Amyotrophic lateral sclerosis (ALS) is a neurodegenerative syndrome with familial and sporadic forms. Most ALS-associated mutations are found in the superoxide dismutase 1 (SOD1) gene. We conducted a study including 60 sporadic and 19 familial ALS patients, 206 reference patients with other neurological disorders and 40 age- and sex-matched healthy controls to test the hypothesis that cerebrospinal fluid (CSF) levels of neurofilament light (NF-L) protein, a marker of axonal degeneration, might provide diagnostic and prognostic information on the disease. All ALS patients were screened for SOD1 mutations. Ten of the familial and five of the sporadic cases carried SOD1 mutations.
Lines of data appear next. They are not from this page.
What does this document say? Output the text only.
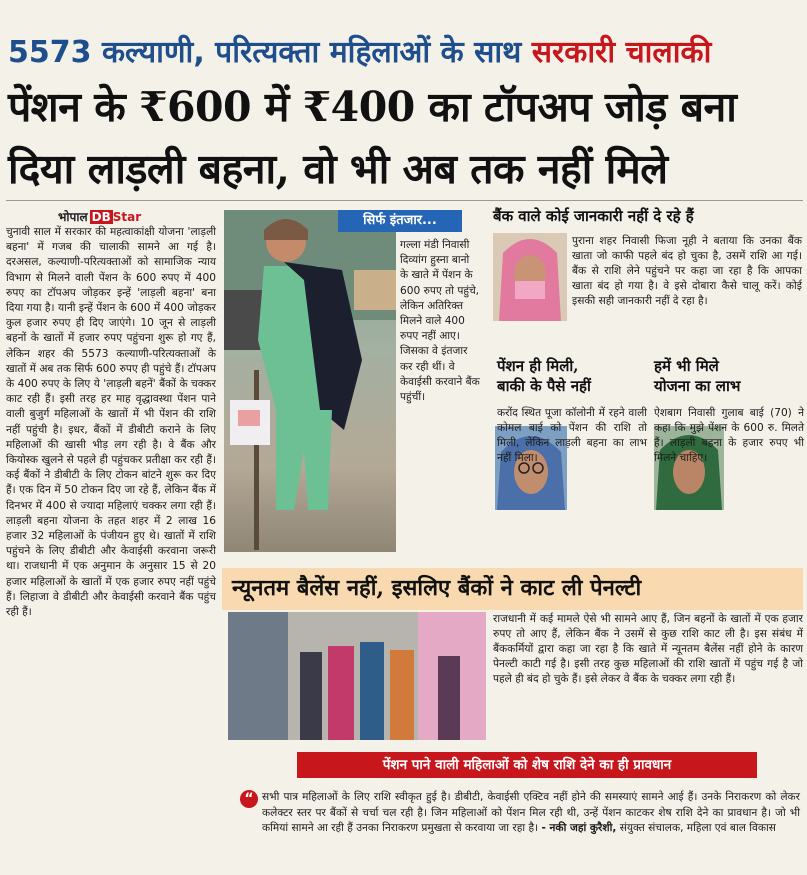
5573 कल्याणी, परित्यक्ता महिलाओं के साथ सरकारी चालाकी
पेंशन के ₹600 में ₹400 का टॉपअप जोड़ बना
दिया लाड़ली बहना, वो भी अब तक नहीं मिले
भोपाल DB Star
चुनावी साल में सरकार की महत्वाकांक्षी योजना 'लाड़ली बहना' में गजब की चालाकी सामने आ गई है। दरअसल, कल्याणी-परित्यक्ताओं को सामाजिक न्याय विभाग से मिलने वाली पेंशन के 600 रुपए में 400 रुपए का टॉपअप जोड़कर इन्हें 'लाड़ली बहना' बना दिया गया है। यानी इन्हें पेंशन के 600 में 400 जोड़कर कुल हजार रुपए ही दिए जाएंगे। 10 जून से लाड़ली बहनों के खातों में हजार रुपए पहुंचना शुरू हो गए हैं, लेकिन शहर की 5573 कल्याणी-परित्यक्ताओं के खातों में अब तक सिर्फ 600 रुपए ही पहुंचे हैं। टॉपअप के 400 रुपए के लिए ये 'लाड़ली बहनें' बैंकों के चक्कर काट रही हैं। इसी तरह हर माह वृद्धावस्था पेंशन पाने वाली बुजुर्ग महिलाओं के खातों में भी पेंशन की राशि नहीं पहुंची है। इधर, बैंकों में डीबीटी कराने के लिए महिलाओं की खासी भीड़ लग रही है। वे बैंक और कियोस्क खुलने से पहले ही पहुंचकर प्रतीक्षा कर रही हैं। कई बैंकों ने डीबीटी के लिए टोकन बांटने शुरू कर दिए हैं। एक दिन में 50 टोकन दिए जा रहे हैं, लेकिन बैंक में दिनभर में 400 से ज्यादा महिलाएं चक्कर लगा रही हैं। लाड़ली बहना योजना के तहत शहर में 2 लाख 16 हजार 32 महिलाओं के पंजीयन हुए थे। खातों में राशि पहुंचने के लिए डीबीटी और केवाईसी करवाना जरूरी था। राजधानी में एक अनुमान के अनुसार 15 से 20 हजार महिलाओं के खातों में एक हजार रुपए नहीं पहुंचे हैं। लिहाजा वे डीबीटी और केवाईसी करवाने बैंक पहुंच रही हैं।
सिर्फ इंतजार...
गल्ला मंडी निवासी दिव्यांग हुस्ना बानो के खाते में पेंशन के 600 रुपए तो पहुंचे, लेकिन अतिरिक्त मिलने वाले 400 रुपए नहीं आए। जिसका वे इंतजार कर रही थीं। वे केवाईसी करवाने बैंक पहुंचीं।
बैंक वाले कोई जानकारी नहीं दे रहे हैं
पुराना शहर निवासी फिजा नूही ने बताया कि उनका बैंक खाता जो काफी पहले बंद हो चुका है, उसमें राशि आ गई। बैंक से राशि लेने पहुंचने पर कहा जा रहा है कि आपका खाता बंद हो गया है। वे इसे दोबारा कैसे चालू करें। कोई इसकी सही जानकारी नहीं दे रहा है।
पेंशन ही मिली,
बाकी के पैसे नहीं
करोंद स्थित पूजा कॉलोनी में रहने वाली कोमल बाई को पेंशन की राशि तो मिली, लेकिन लाड़ली बहना का लाभ नहीं मिला।
हमें भी मिले
योजना का लाभ
ऐशबाग निवासी गुलाब बाई (70) ने कहा कि मुझे पेंशन के 600 रु. मिलते हैं। लाड़ली बहना के हजार रुपए भी मिलने चाहिए।
न्यूनतम बैलेंस नहीं, इसलिए बैंकों ने काट ली पेनल्टी
राजधानी में कई मामले ऐसे भी सामने आए हैं, जिन बहनों के खातों में एक हजार रुपए तो आए हैं, लेकिन बैंक ने उसमें से कुछ राशि काट ली है। इस संबंध में बैंककर्मियों द्वारा कहा जा रहा है कि खाते में न्यूनतम बैलेंस नहीं होने के कारण पेनल्टी काटी गई है। इसी तरह कुछ महिलाओं की राशि खातों में पहुंच गई है जो पहले ही बंद हो चुके हैं। इसे लेकर वे बैंक के चक्कर लगा रही हैं।
पेंशन पाने वाली महिलाओं को शेष राशि देने का ही प्रावधान
“ सभी पात्र महिलाओं के लिए राशि स्वीकृत हुई है। डीबीटी, केवाईसी एक्टिव नहीं होने की समस्याएं सामने आई हैं। उनके निराकरण को लेकर कलेक्टर स्तर पर बैंकों से चर्चा चल रही है। जिन महिलाओं को पेंशन मिल रही थी, उन्हें पेंशन काटकर शेष राशि देने का प्रावधान है। जो भी कमियां सामने आ रही हैं उनका निराकरण प्रमुखता से करवाया जा रहा है। - नकी जहां कुरैशी, संयुक्त संचालक, महिला एवं बाल विकास
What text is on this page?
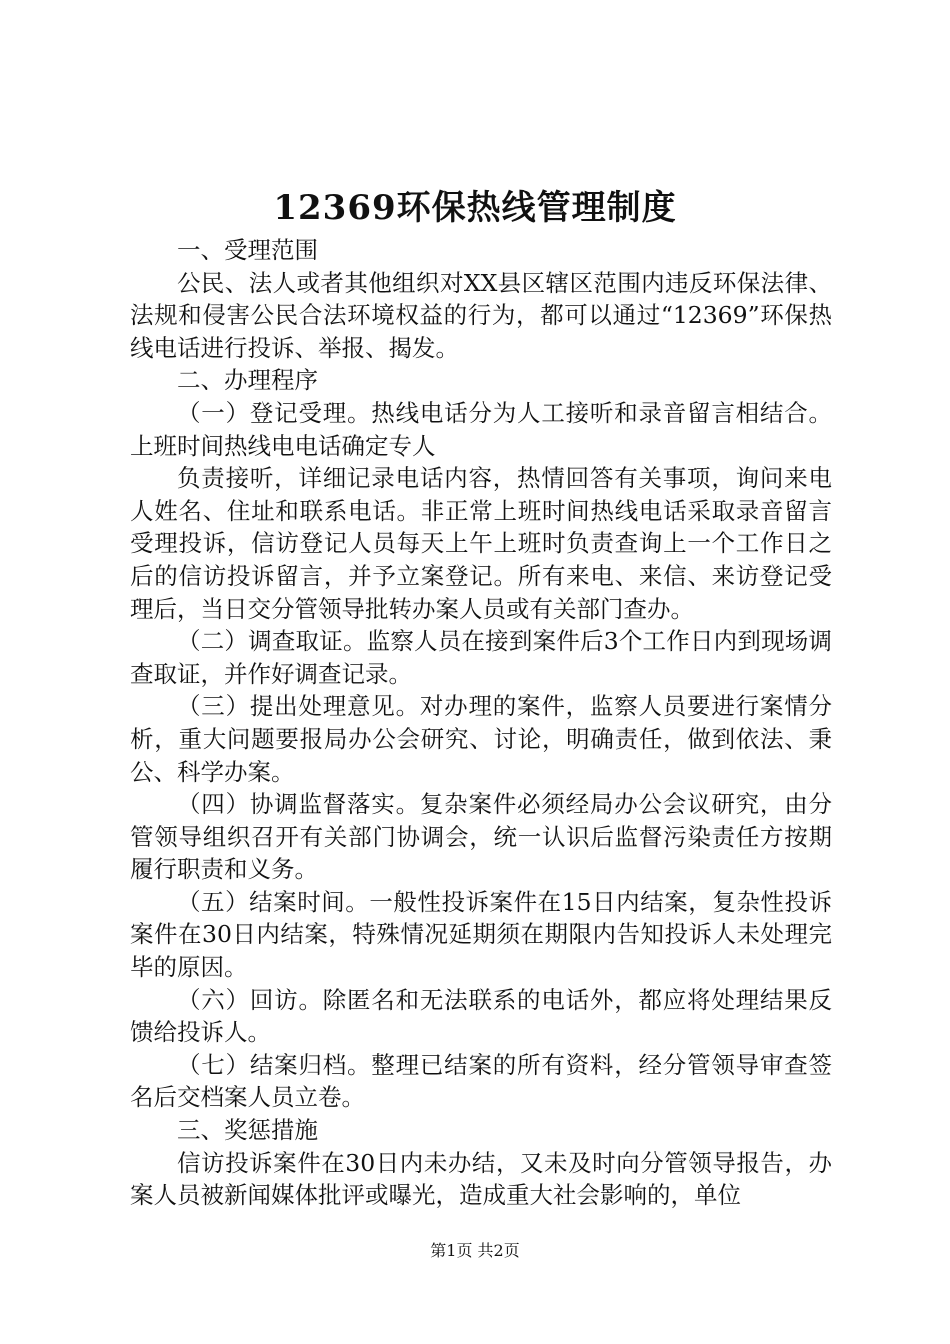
12369环保热线管理制度

一、受理范围

公民、法人或者其他组织对XX县区辖区范围内违反环保法律、法规和侵害公民合法环境权益的行为，都可以通过“12369”环保热线电话进行投诉、举报、揭发。

二、办理程序

（一）登记受理。热线电话分为人工接听和录音留言相结合。上班时间热线电电话确定专人

负责接听，详细记录电话内容，热情回答有关事项，询问来电人姓名、住址和联系电话。非正常上班时间热线电话采取录音留言受理投诉，信访登记人员每天上午上班时负责查询上一个工作日之后的信访投诉留言，并予立案登记。所有来电、来信、来访登记受理后，当日交分管领导批转办案人员或有关部门查办。

（二）调查取证。监察人员在接到案件后3个工作日内到现场调查取证，并作好调查记录。

（三）提出处理意见。对办理的案件，监察人员要进行案情分析，重大问题要报局办公会研究、讨论，明确责任，做到依法、秉公、科学办案。

（四）协调监督落实。复杂案件必须经局办公会议研究，由分管领导组织召开有关部门协调会，统一认识后监督污染责任方按期履行职责和义务。

（五）结案时间。一般性投诉案件在15日内结案，复杂性投诉案件在30日内结案，特殊情况延期须在期限内告知投诉人未处理完毕的原因。

（六）回访。除匿名和无法联系的电话外，都应将处理结果反馈给投诉人。

（七）结案归档。整理已结案的所有资料，经分管领导审查签名后交档案人员立卷。

三、奖惩措施

信访投诉案件在30日内未办结，又未及时向分管领导报告，办案人员被新闻媒体批评或曝光，造成重大社会影响的，单位

第1页 共2页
NF-L concentration [median (range)] was strongly elevated in ALS [2110 (255-10 800) ng/l] compared with reference patients and healthy controls [277 (<125-15 506) and 175 (<125-710) ng/l, respectively, P < 0.001] and correlated inversely with disease duration (Spearman R = −0.518, P = 0.001). NF-L levels were lower in SOD1 mutation-associated ALS compared with SOD1 wild-type (wt) ALS (P = 0.03). In conclusion, CSF NF-L levels may provide both diagnostic and prognostic information, particularly in SOD1 wt ALS.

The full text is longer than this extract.